Operator $T$ with $T^2=T$ which is not a projection

Question

Can someone help me with this exercise? I know that if $T$ is a bounded self-adjoin operator with $T^2=T$ then it is a projection. I need an example of an operator with $T^2=T$ which is not a projection (not self-adjoint, of course)

Answer 1

I suppose that your projections are orthogonal projections. You can take, for instance,$$\begin{array}{rccc}T\colon&\mathbb{R}^2&\longrightarrow&\mathbb{R}^2\\&(x,y)&\mapsto&(x+y,0).\end{array}$$It is a projection from $\mathbb{R}^2$ onto $\{(x,0)\,|\,x\in\mathbb{R}\}$. But it is not orthogonal with respect to the usual inner product.

Answer 2

This example may fit the case.
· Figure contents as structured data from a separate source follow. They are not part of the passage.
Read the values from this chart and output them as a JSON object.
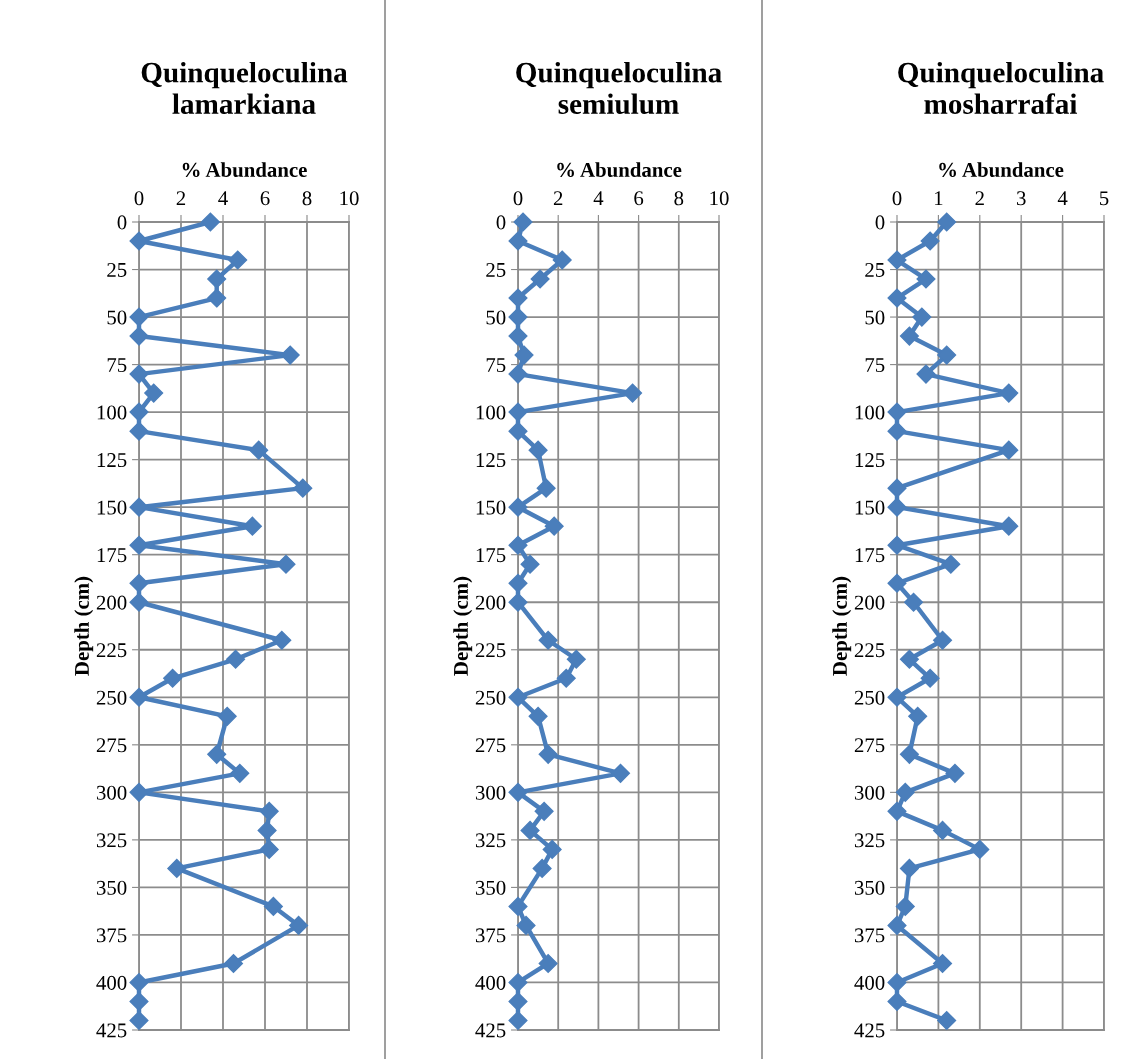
{
  "chart_data": [
    {
      "type": "line",
      "title": "Quinqueloculina\nlamarkiana",
      "xlabel": "% Abundance",
      "ylabel": "Depth (cm)",
      "xlim": [
        0,
        10
      ],
      "xticks": [
        0,
        2,
        4,
        6,
        8,
        10
      ],
      "ylim": [
        425,
        0
      ],
      "yticks": [
        0,
        25,
        50,
        75,
        100,
        125,
        150,
        175,
        200,
        225,
        250,
        275,
        300,
        325,
        350,
        375,
        400,
        425
      ],
      "grid": true,
      "marker": "diamond",
      "line_style": "solid",
      "series": [
        {
          "color": "#4a7ebb",
          "x": [
            3.4,
            0,
            4.7,
            3.7,
            3.7,
            0,
            0,
            7.2,
            0,
            0.7,
            0,
            0,
            5.7,
            7.8,
            0,
            5.4,
            0,
            7.0,
            0,
            0,
            6.8,
            4.6,
            1.6,
            0,
            4.2,
            3.7,
            4.8,
            0,
            6.2,
            6.1,
            6.2,
            1.8,
            6.4,
            7.6,
            4.5,
            0,
            0,
            0
          ],
          "values": [
            0,
            10,
            20,
            30,
            40,
            50,
            60,
            70,
            80,
            90,
            100,
            110,
            120,
            140,
            150,
            160,
            170,
            180,
            190,
            200,
            220,
            230,
            240,
            250,
            260,
            280,
            290,
            300,
            310,
            320,
            330,
            340,
            360,
            370,
            390,
            400,
            410,
            420
          ]
        }
      ]
    },
    {
      "type": "line",
      "title": "Quinqueloculina\nsemiulum",
      "xlabel": "% Abundance",
      "ylabel": "Depth (cm)",
      "xlim": [
        0,
        10
      ],
      "xticks": [
        0,
        2,
        4,
        6,
        8,
        10
      ],
      "ylim": [
        425,
        0
      ],
      "yticks": [
        0,
        25,
        50,
        75,
        100,
        125,
        150,
        175,
        200,
        225,
        250,
        275,
        300,
        325,
        350,
        375,
        400,
        425
      ],
      "grid": true,
      "marker": "diamond",
      "line_style": "solid",
      "series": [
        {
          "color": "#4a7ebb",
          "x": [
            0.25,
            0,
            2.2,
            1.1,
            0,
            0,
            0,
            0.3,
            0,
            5.7,
            0,
            0,
            1.0,
            1.4,
            0,
            1.8,
            0,
            0.6,
            0,
            0,
            1.5,
            2.9,
            2.4,
            0,
            1.0,
            1.5,
            5.1,
            0,
            1.3,
            0.6,
            1.7,
            1.2,
            0,
            0.4,
            1.5,
            0,
            0,
            0
          ],
          "values": [
            0,
            10,
            20,
            30,
            40,
            50,
            60,
            70,
            80,
            90,
            100,
            110,
            120,
            140,
            150,
            160,
            170,
            180,
            190,
            200,
            220,
            230,
            240,
            250,
            260,
            280,
            290,
            300,
            310,
            320,
            330,
            340,
            360,
            370,
            390,
            400,
            410,
            420
          ]
        }
      ]
    },
    {
      "type": "line",
      "title": "Quinqueloculina\nmosharrafai",
      "xlabel": "% Abundance",
      "ylabel": "Depth (cm)",
      "xlim": [
        0,
        5
      ],
      "xticks": [
        0,
        1,
        2,
        3,
        4,
        5
      ],
      "ylim": [
        425,
        0
      ],
      "yticks": [
        0,
        25,
        50,
        75,
        100,
        125,
        150,
        175,
        200,
        225,
        250,
        275,
        300,
        325,
        350,
        375,
        400,
        425
      ],
      "grid": true,
      "marker": "diamond",
      "line_style": "solid",
      "series": [
        {
          "color": "#4a7ebb",
          "x": [
            1.2,
            0.8,
            0,
            0.7,
            0,
            0.6,
            0.3,
            1.2,
            0.7,
            2.7,
            0,
            0,
            2.7,
            0,
            0,
            2.7,
            0,
            1.3,
            0,
            0.4,
            1.1,
            0.3,
            0.8,
            0,
            0.5,
            0.3,
            1.4,
            0.2,
            0,
            1.1,
            2.0,
            0.3,
            0.2,
            0,
            1.1,
            0,
            0,
            1.2
          ],
          "values": [
            0,
            10,
            20,
            30,
            40,
            50,
            60,
            70,
            80,
            90,
            100,
            110,
            120,
            140,
            150,
            160,
            170,
            180,
            190,
            200,
            220,
            230,
            240,
            250,
            260,
            280,
            290,
            300,
            310,
            320,
            330,
            340,
            360,
            370,
            390,
            400,
            410,
            420
          ]
        }
      ]
    }
  ]
}
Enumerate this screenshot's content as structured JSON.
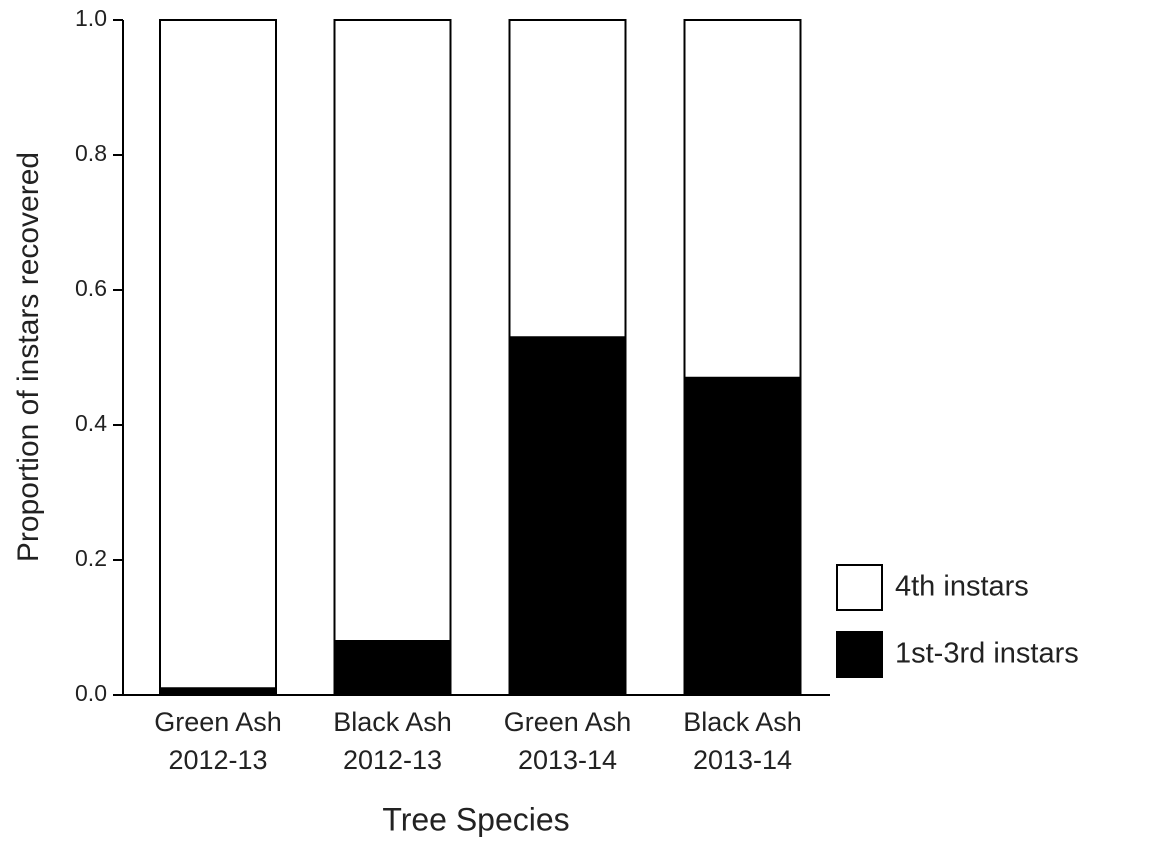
{
  "chart_data": {
    "type": "stacked_bar",
    "x_label": "Tree Species",
    "y_label": "Proportion of instars recovered",
    "categories": [
      "Green Ash\n2012-13",
      "Black Ash\n2012-13",
      "Green Ash\n2013-14",
      "Black Ash\n2013-14"
    ],
    "series": [
      {
        "name": "1st-3rd instars",
        "color": "#000000",
        "values": [
          0.01,
          0.08,
          0.53,
          0.47
        ]
      },
      {
        "name": "4th instars",
        "color": "#ffffff",
        "values": [
          0.99,
          0.92,
          0.47,
          0.53
        ]
      }
    ],
    "ylim": [
      0,
      1
    ],
    "yticks": [
      {
        "value": 0,
        "label": "0.0"
      },
      0.2,
      0.4,
      0.6,
      0.8,
      {
        "value": 1,
        "label": "1.0"
      }
    ],
    "legend": "lower right"
  }
}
Let P be an operator in $\mathcal{B}(\mathcal{H})$ written in the form \begin{pmatrix} I&X\\ 0&0\\ \end{pmatrix} where $I$ is the orthogonal projection onto $\mbox{ran}\, P$, the range of $P$, and $X$ can be any bounded linear operator from $(\mbox{ran}\, P)^{\perp}$ into $\mbox{ran}\, P$.

In general, given an orthogonal projection $E$, and an invertible operator $X$, not unitary, in $\mathcal{B}(\mathcal{H})$, then $XEX^{-1}$ is what you want.